In the Manhattan work-life ballet, doing what comes naturally can get pretty complicated. So when Ms. Cole, 36, opened the store in 2009, the idea was to offer nursing mothers both products and instruction: breast-feeding classes, prenatal yoga and events like “doula speed dating,” in which expectant parents can meet and choose a labor coach.

“When I first had to use my breast pump,” Ms. Cole recalled, “I called my sister, who luckily lived across the street, and I was like, ‘Get over here, I have no idea what to do, this apparatus is so scary.’ ”

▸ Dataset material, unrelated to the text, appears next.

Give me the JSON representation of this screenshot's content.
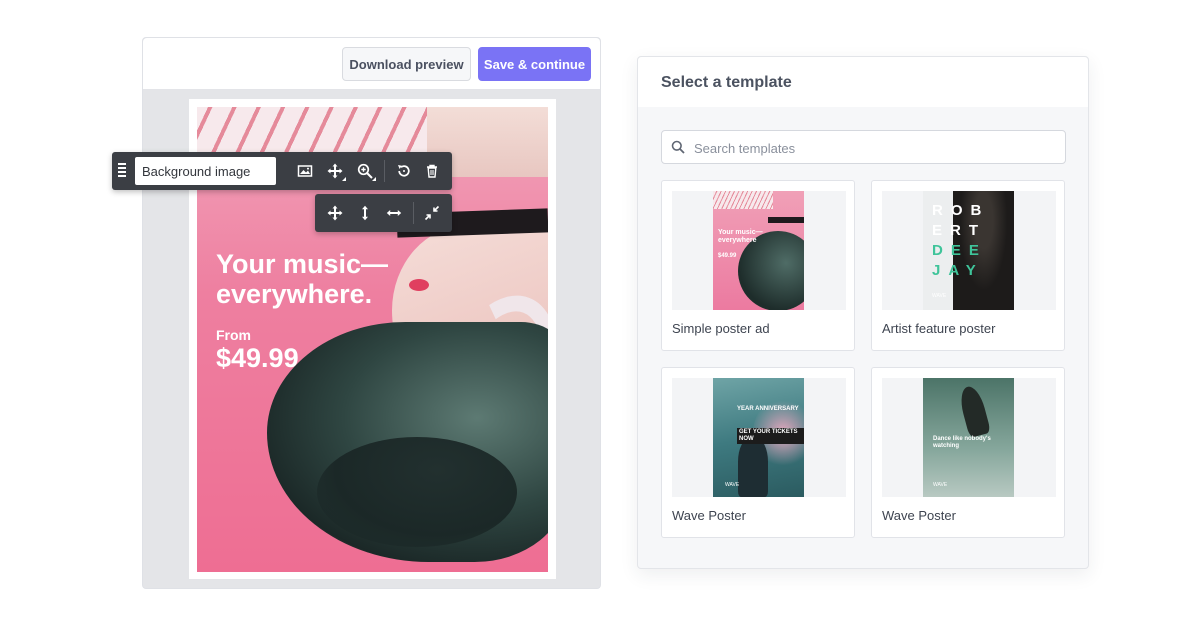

The shop serves local professionals and stay-at-home moms and receives a steady stream of business from women visiting obstetricians affiliated with Lenox Hill Hospital nearby. On this Thursday, one woman arrived with her husband and baby in tow. The man stood uncomfortably amid the maternal miscellany while the woman tried on a series of nursing-friendly nightgowns in blue and black.

“They always feel like they’re the first dad that’s ever come in here,” Ms. Cole observed.

By 6 p.m., most of the shoppers had drifted out, and the women attending the evening’s prenatal breast-feeding class started to trickle in. Wendy Schwartz, who lives on the Upper West Side, was expecting her second child in two weeks and had come for a refresher. “We didn’t think we’d have another,” she said. “So we threw everything out and forgot everything.”

The class’s teacher, Kate Sharp, has been a lactation consultant for 24 years, and she projected a tidy and confident air. She wore very sensible shoes.

She put in a DVD, and the screen displayed a newborn scooting toward her mother’s breast without any help. Ms. Sharp turned off the sound (“goofy childbirth music,” she sniffed), but told the class to watch how the baby instinctively made her way to the food source.

Ms. Sharp had a baby doll dressed in a red onesie that she used to show the class proper positioning. She leaned back against her chair with the doll propped against her chest to show how easily a baby could be supported.

“Just do this,” she said, offering advice as old as motherhood itself, “and you’ll feel like a magician.”